The flowering period is from May to October.
The fruit is an erect schizocarp (polachenarian), 16-18 mm long. with 5 smooth, brown mericarps of 2.5-3 x 1.5-1.7 mm. Rostrum of 12-13 mm, with patent hairs. Reticulated seeds, brown of 1.8-2 x 1.2 mm.

Cultivation –
Geranium rotundifolium is a plant that is harvested in its natural state for local use as a medicine.
It grows in its natural state on any moderately fertile soil and in a sunny position.
Propagation occurs by seed with sowing to be carried out in spring in the seedbed. The transplant can take place when the seedlings are large enough to be handled, in the summer.
The plant can also propagate by division of the tufts in the spring or autumn period.
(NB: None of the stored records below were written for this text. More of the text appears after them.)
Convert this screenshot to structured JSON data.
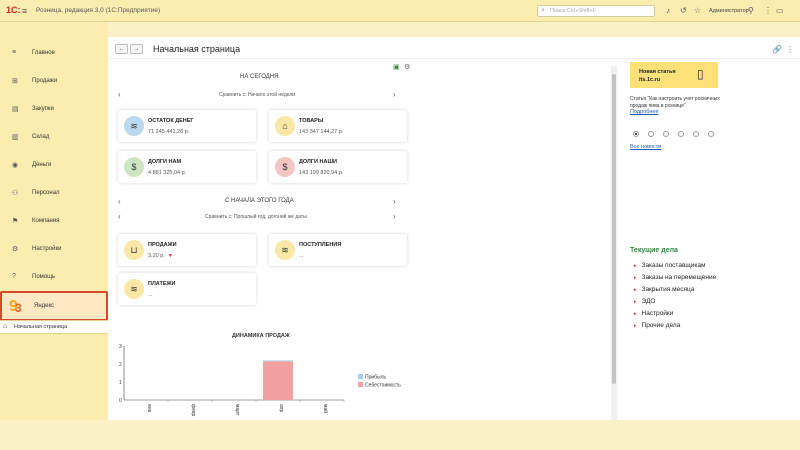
{
  "topbar": {
    "logo": "1С:",
    "app_title": "Розница, редакция 3.0  (1С:Предприятие)",
    "search_placeholder": "Поиск Ctrl+Shift+F",
    "user": "Администратор"
  },
  "sidebar": {
    "items": [
      {
        "label": "Главное",
        "icon": "menu-lines-icon"
      },
      {
        "label": "Продажи",
        "icon": "cart-icon"
      },
      {
        "label": "Закупки",
        "icon": "purchase-icon"
      },
      {
        "label": "Склад",
        "icon": "warehouse-icon"
      },
      {
        "label": "Деньги",
        "icon": "money-icon"
      },
      {
        "label": "Персонал",
        "icon": "staff-icon"
      },
      {
        "label": "Компания",
        "icon": "flag-icon"
      },
      {
        "label": "Настройки",
        "icon": "gear-icon"
      },
      {
        "label": "Помощь",
        "icon": "help-icon"
      },
      {
        "label": "Яндекс",
        "icon": "yandex-logo",
        "active": true
      }
    ],
    "open_tab": "Начальная страница"
  },
  "page": {
    "title": "Начальная страница",
    "back": "←",
    "forward": "→"
  },
  "today": {
    "title": "НА СЕГОДНЯ",
    "compare": "Сравнить с: Начало этой недели",
    "cards": [
      {
        "title": "ОСТАТОК ДЕНЕГ",
        "value": "71 245 441,28 р."
      },
      {
        "title": "ТОВАРЫ",
        "value": "143 347 144,27 р."
      },
      {
        "title": "ДОЛГИ НАМ",
        "value": "4 881 325,04 р."
      },
      {
        "title": "ДОЛГИ НАШИ",
        "value": "143 199 820,94 р."
      }
    ]
  },
  "year": {
    "title": "С НАЧАЛА ЭТОГО ГОДА",
    "compare": "Сравнить с: Прошлый год, догоний же даты",
    "cards": [
      {
        "title": "ПРОДАЖИ",
        "value": "3,20 р.",
        "marker": "▼"
      },
      {
        "title": "ПОСТУПЛЕНИЯ",
        "value": "..."
      },
      {
        "title": "ПЛАТЕЖИ",
        "value": "..."
      }
    ]
  },
  "chart_data": {
    "type": "bar",
    "title": "ДИНАМИКА ПРОДАЖ",
    "categories": [
      "янв",
      "февр",
      "март",
      "апр",
      "май"
    ],
    "series": [
      {
        "name": "Прибыль",
        "values": [
          0,
          0,
          0,
          0.05,
          0
        ],
        "color": "#a8cde8"
      },
      {
        "name": "Себестоимость",
        "values": [
          0,
          0,
          0,
          2.15,
          0
        ],
        "color": "#f2a0a0"
      }
    ],
    "ylim": [
      0,
      3
    ],
    "yticks": [
      0,
      1,
      2,
      3
    ],
    "stacked": true,
    "legend": "right"
  },
  "news": {
    "box_line1": "Новая статья",
    "box_line2": "its.1c.ru",
    "text": "Статья \"Как настроить учет розничных продаж пива в рознице\"",
    "link": "Подробнее",
    "all_news": "Все новости"
  },
  "tasks": {
    "title": "Текущие дела",
    "items": [
      "Заказы поставщикам",
      "Заказы на перемещение",
      "Закрытия месяца",
      "ЭДО",
      "Настройки",
      "Прочие дела"
    ]
  }
}
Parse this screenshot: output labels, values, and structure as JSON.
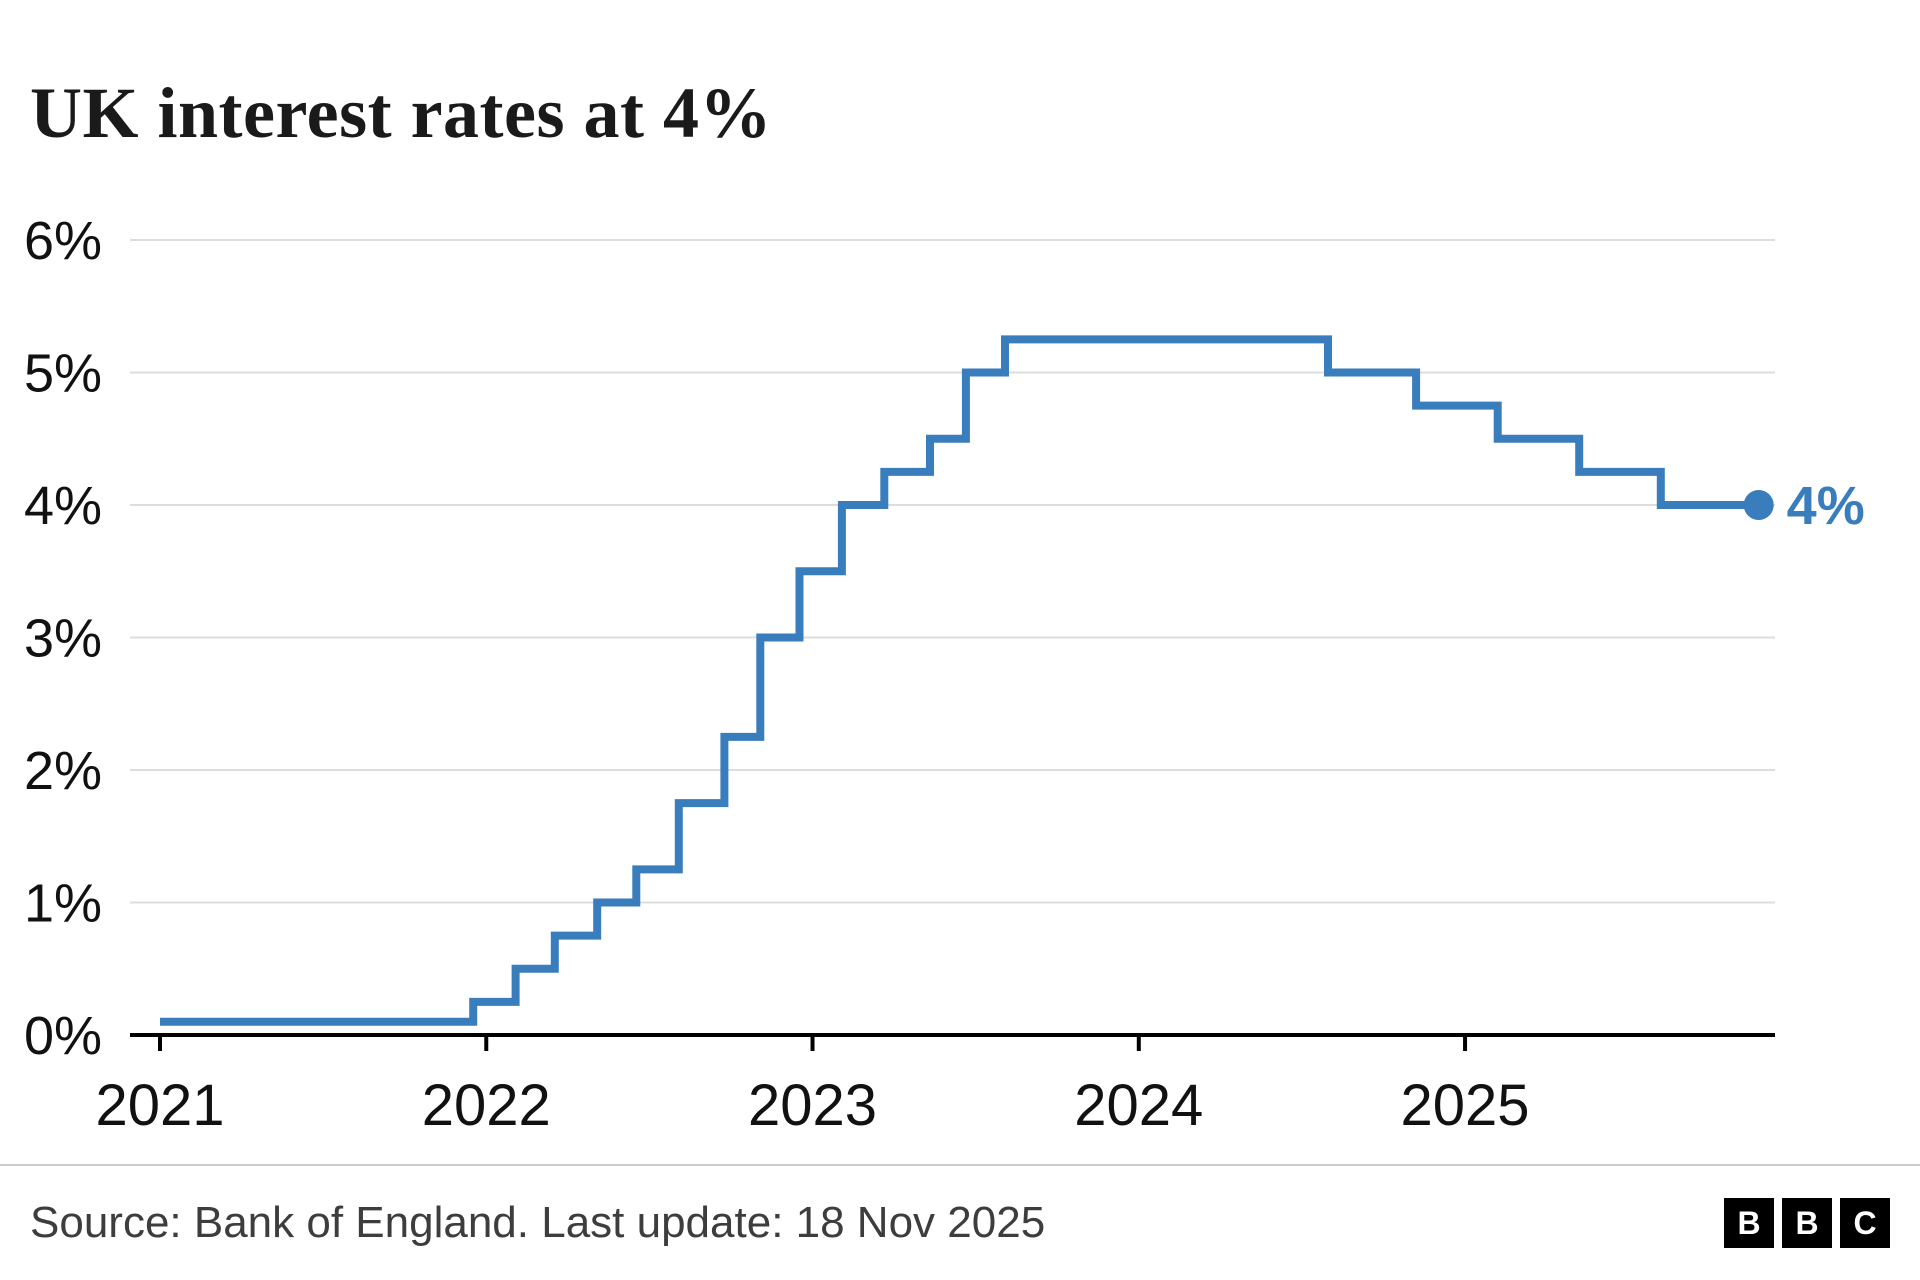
{
  "title": "UK interest rates at 4%",
  "footer": {
    "source": "Source: Bank of England. Last update: 18 Nov 2025",
    "logo": [
      "B",
      "B",
      "C"
    ]
  },
  "chart_data": {
    "type": "line",
    "step": true,
    "title": "UK interest rates at 4%",
    "xlabel": "",
    "ylabel": "",
    "xlim": [
      2021.0,
      2025.95
    ],
    "ylim": [
      0,
      6
    ],
    "x_ticks": [
      "2021",
      "2022",
      "2023",
      "2024",
      "2025"
    ],
    "x_tick_values": [
      2021,
      2022,
      2023,
      2024,
      2025
    ],
    "y_ticks": [
      "0%",
      "1%",
      "2%",
      "3%",
      "4%",
      "5%",
      "6%"
    ],
    "y_tick_values": [
      0,
      1,
      2,
      3,
      4,
      5,
      6
    ],
    "grid": true,
    "series": [
      {
        "name": "UK interest rate",
        "points": [
          [
            2021.0,
            0.1
          ],
          [
            2021.96,
            0.25
          ],
          [
            2022.09,
            0.5
          ],
          [
            2022.21,
            0.75
          ],
          [
            2022.34,
            1.0
          ],
          [
            2022.46,
            1.25
          ],
          [
            2022.59,
            1.75
          ],
          [
            2022.73,
            2.25
          ],
          [
            2022.84,
            3.0
          ],
          [
            2022.96,
            3.5
          ],
          [
            2023.09,
            4.0
          ],
          [
            2023.22,
            4.25
          ],
          [
            2023.36,
            4.5
          ],
          [
            2023.47,
            5.0
          ],
          [
            2023.59,
            5.25
          ],
          [
            2024.58,
            5.0
          ],
          [
            2024.85,
            4.75
          ],
          [
            2025.1,
            4.5
          ],
          [
            2025.35,
            4.25
          ],
          [
            2025.6,
            4.0
          ]
        ],
        "x_end": 2025.9,
        "end_value": 4.0
      }
    ],
    "end_label": "4%",
    "line_color": "#3a7dbd",
    "grid_color": "#dddddd",
    "axis_color": "#000000",
    "legend": "none"
  }
}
The larger clumps can be replanted directly into their permanent locations, although it is best to settle the smaller clumps and grow them in a cold greenhouse or nursery until they root well.

Customs and Traditions –
The plant has medicinal properties and can be used as an astringent, diuretic.
It is a plant little used in modern herbal medicine and of which there are few bibliographic notes but it is occasionally used for its astringent properties.
This plant contains tannins, bitter substances and essential oils.

Preparation Method –
It is recommended to use all parts of this plant, including the roots and the plant can be harvested anytime from late spring to early autumn and is usually used fresh.

Guido Bissanti

Sources
– Acta Plantarum – Flora of the Italian Regions.
– Wikipedia, the free encyclopedia.
– Useful Tropical Plants Database.
– Conti F., Abbate G., Alessandrini A., Blasi C. (ed.), 2005. An annotated checklist of the Italian vascular flora, Palombi Editore.
– Pignatti S., 1982. Flora of Italy, Edagricole, Bologna.
– Treben M., 2000. Health from the Lord’s Pharmacy, Advice and experiences with medicinal herbs, Ennsthaler Editore.

Warning: Pharmaceutical applications and alimurgical uses are indicated for informational purposes only, they do not represent in any way a medical prescription; therefore no responsibility is taken for their use for curative, aesthetic or food purposes.